Differential diagnosis. We here compare C. alfredo sp. nov. to the other valid Cypricercus species with a posterior spine on the RV (see discussion and Table 3). Cypricercus alfredo sp. nov. can at once be distinguished from the South African Cypricercus xhosa Savatenalinton & Martens, 2009b as the latter species has posterior spines on both valves. Cypricercus alfredo sp. nov. is morphologically most closely related to the Brazilian species C. centrurus (Klie, 1940) and indeed several populations of C. alfredo sp. nov. have over the past years been identified as C. centrurus (see synonymy list above). However, apart from the fact that the latter species is much larger (length c. 1.5 mm in C. centrurus against less than 1.2 mm in C. alfredo sp. nov.), there are also consistent differences in shape and the position of the posterior spine of the RV. The spine in C. alfredo sp. nov. is smaller and has a different shape and position as compared to C. centrurus and this difference (as well as that in the size of the carapace) is consistent over all investigated populations of the new species, distributed over the four major Brazilian floodplains (Figs. 3, 8–9, 11–14).

In Cypricercus acanthigera (G. W. M̹ller, 1912) and in Cypricercus unispinifera (Furtos, 1936), the Cp is much shorter and higher than in C. alfredo sp. nov.
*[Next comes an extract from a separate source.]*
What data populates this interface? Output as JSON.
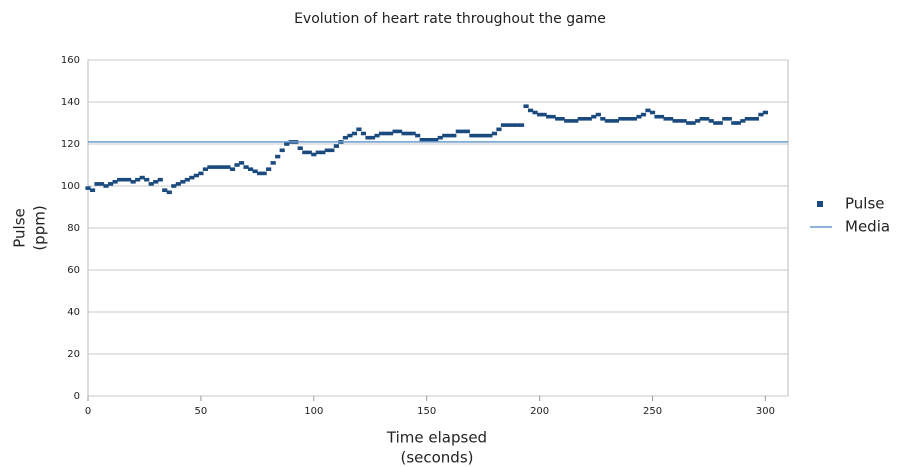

In Cypricercus episphaena (G. W. M̹ller, 1908), the posterior spine is more blunt and broader, while the anterior margins in both valves are more broadly rounded and the anterior LV/RV overlap is much more pronounced. Regarding the three species described from Columbia by Roessler (1986a, b): in Cypricercus variabilis (Roessler, 1986a) the spine is shorter and more blunt than in C. alfredo sp. nov., while the dorsal margin of the valves is straight and almost parallel to the ventral margin (see discussion); in Cypricercus ariariensis (Roessler, 1986b) the posterior spines is c. 3 times longer than in the new species, and in Cypricercus elegans (Roessler, 1986b) this spine is short and blunt, while the posterior margin is more broadly rounded.

Ecology and Distribution. Cypricercus alfredo sp. nov. was recorded from the four largest tropical Brazilian floodplains (Amazon, Araguaia, Pantanal and Paraná), in association with the root systems of the aquatic macrophytes Eichhornia crassipes, E. azurea and Pistia stratiotes . The lowest water temperature recorded was 23.4°C and the highest was 32.2°C. The pH ranged from acid (4) to basic (8). Electrical conductivity ranged between 1.82 µS. cm-1 and 66.2 µS. cm-1 and the dissolved oxygen varied between 1.7 mg. L- 1 and 9.4 mg. L- 1 (see Table 2).